Eleanor Woodruff, a student at Weehawken High School, was awarded the eighth grade achievement award at the Weehawken High School awards dinner last month. The event, which was held at the Sheraton Hotel, honored students in the middle school/high school for academic excellence.
The achievement award is the highest honor a student can receive. Eleanor, or as her friends like to call her, Ellie, has won the award two years in a row.
But recognition of her academic excellence didn’t start in high school. She has won numerous awards in previous school years, including top student at Theodore Roosevelt School in the sixth grade. That same year, Ellie won second place at an Elks Lodge essay contest about drug awareness.
Her mother, Marjorie Woodruff, credits an excellent school curriculum for her daughter’s success. “Ellie is a great reflection on the school,” she said.
Weehawken High School has been steadily moving up the ranks of top schools. The school, which currently ranks 29 among New Jersey schools and 714 nationwide according to U.S. News & World Report’s Best High Schools, consistently produces top students. Woodruff is just one student among many who are able to shine because of the schools program.

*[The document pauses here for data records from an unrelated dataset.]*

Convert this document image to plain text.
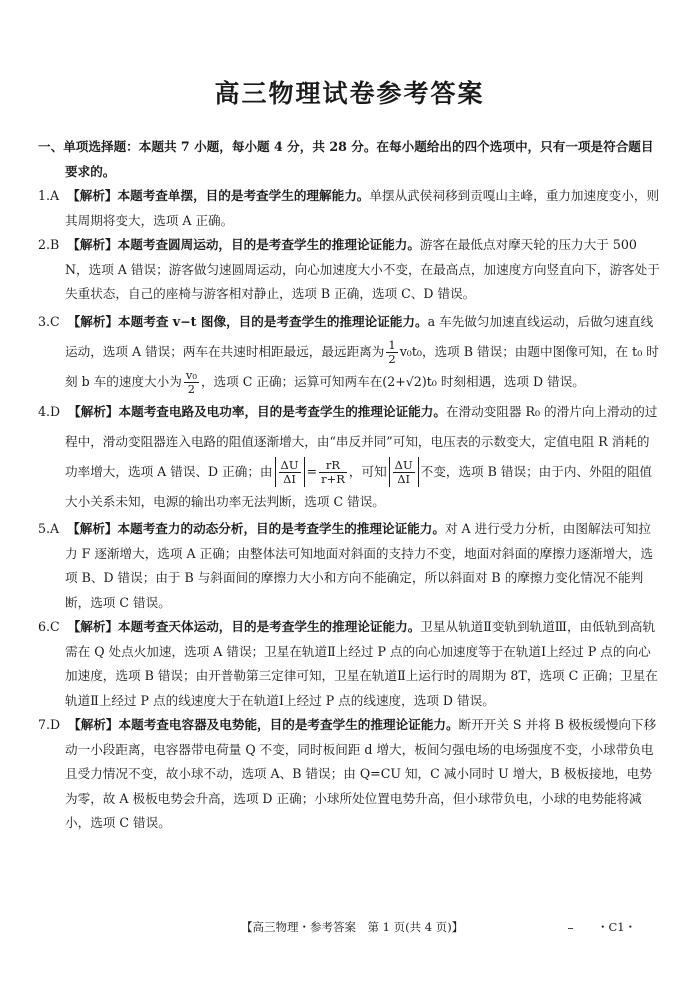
高三物理试卷参考答案
一、单项选择题：本题共 7 小题，每小题 4 分，共 28 分。在每小题给出的四个选项中，只有一项是符合题目要求的。
1.A 【解析】本题考查单摆，目的是考查学生的理解能力。单摆从武侯祠移到贡嘎山主峰，重力加速度变小，则其周期将变大，选项 A 正确。
2.B 【解析】本题考查圆周运动，目的是考查学生的推理论证能力。游客在最低点对摩天轮的压力大于 500 N，选项 A 错误；游客做匀速圆周运动，向心加速度大小不变，在最高点，加速度方向竖直向下，游客处于失重状态，自己的座椅与游客相对静止，选项 B 正确，选项 C、D 错误。
3.C 【解析】本题考查 v−t 图像，目的是考查学生的推理论证能力。a 车先做匀加速直线运动，后做匀速直线运动，选项 A 错误；两车在共速时相距最远，最远距离为 $\frac{1}{2} v_0t_0$，选项 B 错误；由题中图像可知，在 t₀ 时刻 b 车的速度大小为 $\frac{\text{v₀}}{2}$ ，选项 C 正确；运算可知两车在(2+√2)t₀ 时刻相遇，选项 D 错误。
4.D 【解析】本题考查电路及电功率，目的是考查学生的推理论证能力。在滑动变阻器 R₀ 的滑片向上滑动的过程中，滑动变阻器连入电路的阻值逐渐增大，由“串反并同”可知，电压表的示数变大，定值电阻 R 消耗的功率增大，选项 A 错误、D 正确；由 $\frac{\Delta U}{\Delta I} = \frac{rR}{r+R}$ ，可知 $\frac{\Delta U}{\Delta I}$ 不变，选项 B 错误；由于内、外阻的阻值大小关系未知，电源的输出功率无法判断，选项 C 错误。
5.A 【解析】本题考查力的动态分析，目的是考查学生的推理论证能力。对 A 进行受力分析，由图解法可知拉力 F 逐渐增大，选项 A 正确；由整体法可知地面对斜面的支持力不变，地面对斜面的摩擦力逐渐增大，选项 B、D 错误；由于 B 与斜面间的摩擦力大小和方向不能确定，所以斜面对 B 的摩擦力变化情况不能判断，选项 C 错误。
6.C 【解析】本题考查天体运动，目的是考查学生的推理论证能力。卫星从轨道Ⅱ变轨到轨道Ⅲ，由低轨到高轨需在 Q 处点火加速，选项 A 错误；卫星在轨道Ⅱ上经过 P 点的向心加速度等于在轨道Ⅰ上经过 P 点的向心加速度，选项 B 错误；由开普勒第三定律可知，卫星在轨道Ⅱ上运行时的周期为 8T，选项 C 正确；卫星在轨道Ⅱ上经过 P 点的线速度大于在轨道Ⅰ上经过 P 点的线速度，选项 D 错误。
7.D 【解析】本题考查电容器及电势能，目的是考查学生的推理论证能力。断开开关 S 并将 B 极板缓慢向下移动一小段距离，电容器带电荷量 Q 不变，同时板间距 d 增大，板间匀强电场的电场强度不变，小球带负电且受力情况不变，故小球不动，选项 A、B 错误；由 Q=CU 知，C 减小同时 U 增大，B 极板接地，电势为零，故 A 极板电势会升高，选项 D 正确；小球所处位置电势升高，但小球带负电，小球的电势能将减小，选项 C 错误。
【高三物理・参考答案　第 1 页(共 4 页)】	・C1・
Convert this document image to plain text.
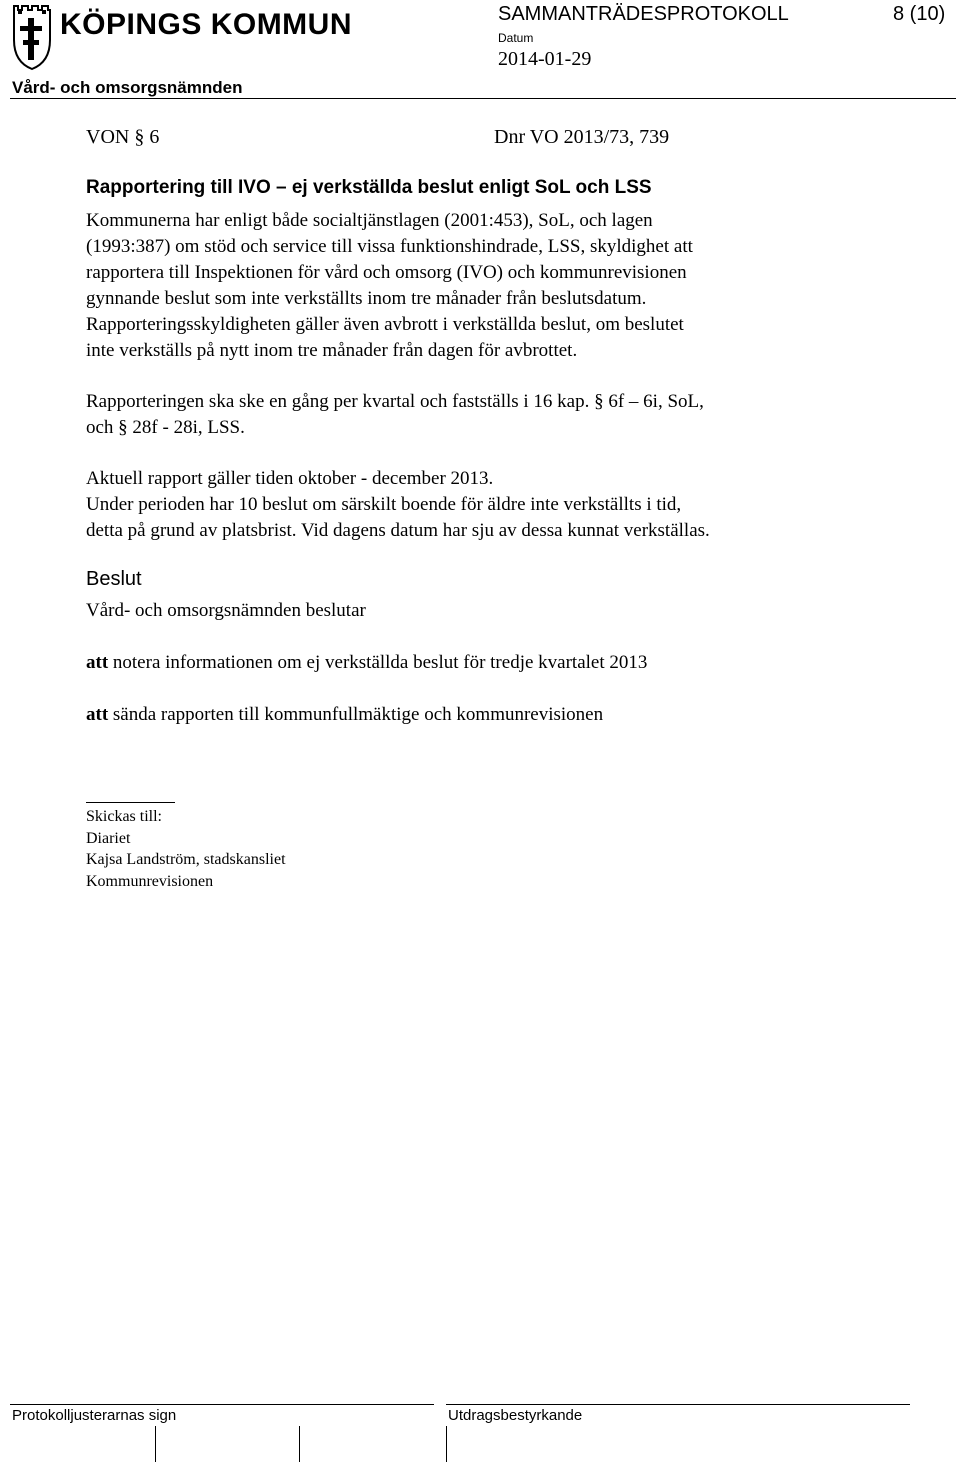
KÖPINGS KOMMUN	SAMMANTRÄDESPROTOKOLL	8 (10)
Datum
2014-01-29
Vård- och omsorgsnämnden
VON § 6	Dnr VO 2013/73, 739
Rapportering till IVO – ej verkställda beslut enligt SoL och LSS
Kommunerna har enligt både socialtjänstlagen (2001:453), SoL, och lagen
(1993:387) om stöd och service till vissa funktionshindrade, LSS, skyldighet att
rapportera till Inspektionen för vård och omsorg (IVO) och kommunrevisionen
gynnande beslut som inte verkställts inom tre månader från beslutsdatum.
Rapporteringsskyldigheten gäller även avbrott i verkställda beslut, om beslutet
inte verkställs på nytt inom tre månader från dagen för avbrottet.
Rapporteringen ska ske en gång per kvartal och fastställs i 16 kap. § 6f – 6i, SoL,
och § 28f - 28i, LSS.
Aktuell rapport gäller tiden oktober - december 2013.
Under perioden har 10 beslut om särskilt boende för äldre inte verkställts i tid,
detta på grund av platsbrist. Vid dagens datum har sju av dessa kunnat verkställas.
Beslut
Vård- och omsorgsnämnden beslutar
att notera informationen om ej verkställda beslut för tredje kvartalet 2013
att sända rapporten till kommunfullmäktige och kommunrevisionen
Skickas till:
Diariet
Kajsa Landström, stadskansliet
Kommunrevisionen
Protokolljusterarnas sign	Utdragsbestyrkande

Outside of school, Ellie is extremely active in her community. She won the community service medal last fall and is always looking to get involved in new things.
She is a fan of superheroes and of finding new, interesting vocabulary words in the dictionary. She writes on a fan website called fanfiction.com.
Ellie will attend High Tech High School in North Bergen this coming year so she can pursue courses in science and technology.
Ellie was in the chorus of her high school production of “Anything Goes” and plays tennis in the junior league of the Binghamton Racquet Club in Edgewater.
A member of the peer leadership group in school, she has logged many hours of volunteering, serving nutritious meals to the elderly in Weehawken, often with fellow Girls Scouts. She’s been a member for eight years and is a Girl Scout Cadette.
Marjorie Woodruff works in a nursing home and said that Ellie often makes cards for the residents.
An only child, Ellie has good friends and two cats.
“She likes hanging out with adults,” Woodruff said. “She defines herself as an iconoclast.”